Onderwerp: Bezoek-historie

RSJ 17/3828/GA, 16 augustus 2018, beroep
Uitspraakdatum:16-08-2018

Dit onderwerp bevat de volgende rubrieken.

nummer:          17/3828/GA

betreft: [Klager]           datum: 16 augustus 2018

De beroepscommissie als bedoeld in artikel 69, tweede lid, van de Penitentiaire beginselenwet (Pbw) heeft kennisgenomen van een bij het secretariaat van de Raad ingekomen beroepschrift ingediend door mr. C.E. Hok-A-Hin, namens [Klager], verder te noemen klager, gericht tegen een uitspraak van 27 oktober 2017 van de beklagcommissie bij de penitentiaire inrichting (p.i.) Arnhem, voor zover daarbij aan klager een tegemoetkoming is toegekend, alsmede van de overige stukken, waaronder de uitspraak waarvan beroep, welke in afschrift aan deze uitspraak is gehecht.

De beroepscommissie heeft de directeur van voormelde p.i. in de gelegenheid gesteld schriftelijk te reageren op het beroep en klager alsmede zijn raadsvrouw mr. C.E. Hok-A-Hin om het beroep schriftelijk toe te lichten.

Op grond van haar onderzoek overweegt en beslist de beroepscommissie als volgt:

 

1.         De inhoud van de tegemoetkoming

De beklagcommissie heeft een tegemoetkoming van € 10,= toegekend vanwege de gegrondverklaring van klagers beklag betreffende een disciplinaire straf van zeven dagen opsluiting in een strafcel waarvan twee dagen voorwaardelijk wegens het aantreffen van een mobiele telefoon en opladeronderdelen (A-2017-181), op de gronden als in de aangehechte uitspraak weergegeven.

 

2.         De standpunten van klager en de directeur

Namens klager is het beroep als volgt toegelicht.

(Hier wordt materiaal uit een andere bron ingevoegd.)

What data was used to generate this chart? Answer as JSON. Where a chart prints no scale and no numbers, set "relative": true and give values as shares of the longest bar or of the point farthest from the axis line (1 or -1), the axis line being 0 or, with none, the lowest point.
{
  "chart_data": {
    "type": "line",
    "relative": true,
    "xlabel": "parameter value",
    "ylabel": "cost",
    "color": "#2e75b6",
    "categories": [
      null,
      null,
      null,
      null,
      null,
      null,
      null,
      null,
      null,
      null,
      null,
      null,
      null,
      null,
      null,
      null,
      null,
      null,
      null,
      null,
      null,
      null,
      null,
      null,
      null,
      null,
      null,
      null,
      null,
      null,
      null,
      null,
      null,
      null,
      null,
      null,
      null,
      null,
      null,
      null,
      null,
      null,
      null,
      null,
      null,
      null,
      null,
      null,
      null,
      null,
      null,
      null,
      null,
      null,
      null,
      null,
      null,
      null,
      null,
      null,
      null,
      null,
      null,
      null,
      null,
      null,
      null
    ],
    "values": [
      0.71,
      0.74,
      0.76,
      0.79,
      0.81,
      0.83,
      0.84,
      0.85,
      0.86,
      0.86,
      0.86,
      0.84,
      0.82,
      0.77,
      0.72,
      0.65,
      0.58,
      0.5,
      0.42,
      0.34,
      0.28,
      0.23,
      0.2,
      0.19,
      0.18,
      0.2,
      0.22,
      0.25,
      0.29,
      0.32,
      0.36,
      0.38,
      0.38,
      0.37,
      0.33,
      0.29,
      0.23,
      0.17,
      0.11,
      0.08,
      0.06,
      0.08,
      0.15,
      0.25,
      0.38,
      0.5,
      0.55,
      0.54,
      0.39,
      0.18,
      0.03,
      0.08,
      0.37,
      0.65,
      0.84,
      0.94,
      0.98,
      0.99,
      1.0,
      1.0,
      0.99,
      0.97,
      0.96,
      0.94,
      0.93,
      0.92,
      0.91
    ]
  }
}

De tegemoetkoming is te gering omdat de opgelegde straf niet in lijn is met de straffen die in vergelijkbare zaken worden opgelegd. Derhalve is de opgelegde disciplinaire straf in strijd met het gelijkheidsbeginsel. Er dient een tegemoetkoming te volgen voor de vijf dagen die klager ten onrechte heeft doorgebracht in een strafcel.

Subsidiair heeft de directeur onvoldoende onderbouwd waarom is afgeweken van de landelijke sanctiekaart.

De directeur heeft daarop gereageerd dat hij zich neerlegt bij de uitspraak van de beklagcommissie.

 

3.         De beoordeling

De beklagcommissie heeft geoordeeld dat klager in redelijkheid gesanctioneerd kon worden wegens het aantreffen van een mobiele telefoon en onderdelen van een oplader op cel, maar dat niet dan wel onvoldoende is gemotiveerd waarom ten nadele van klager van de landelijke sanctiekaart 2016 is afgeweken.

De landelijke sanctiekaart 2016 gaat bij het aantreffen van een GSM uit van een disciplinaire straf van maximaal tien dagen opsluiting in een eigen cel of verblijfsruimte. Aan klager is een disciplinaire straf van zeven dagen opsluiting in een strafcel opgelegd, waarvan twee dagen voorwaardelijk. De beroepscommissie is van oordeel dat klager, nu hij vijf dagen in de strafcel heeft doorgebracht, een hogere tegemoetkoming toekomt. Zij zal het beroep gegrond verklaren en een tegemoetkoming vaststellen van € 12,50.

 

4.         De uitspraak

De beroepscommissie verklaart het beroep gegrond, vernietigt de uitspraak van de beklagcommissie voor zover daartegen beroep is ingesteld en bepaalt dat aan klager een tegemoetkoming toekomt van € 12,50.

 

 

Aldus gegeven door de beroepscommissie voornoemd, bestaande uit mr. A. van Holten, voorzitter, mr. C.M. van der Bas en J. Schagen MA, leden, in tegenwoordigheid van

mr. R. Smeijers, secretaris, op 16 augustus 2018.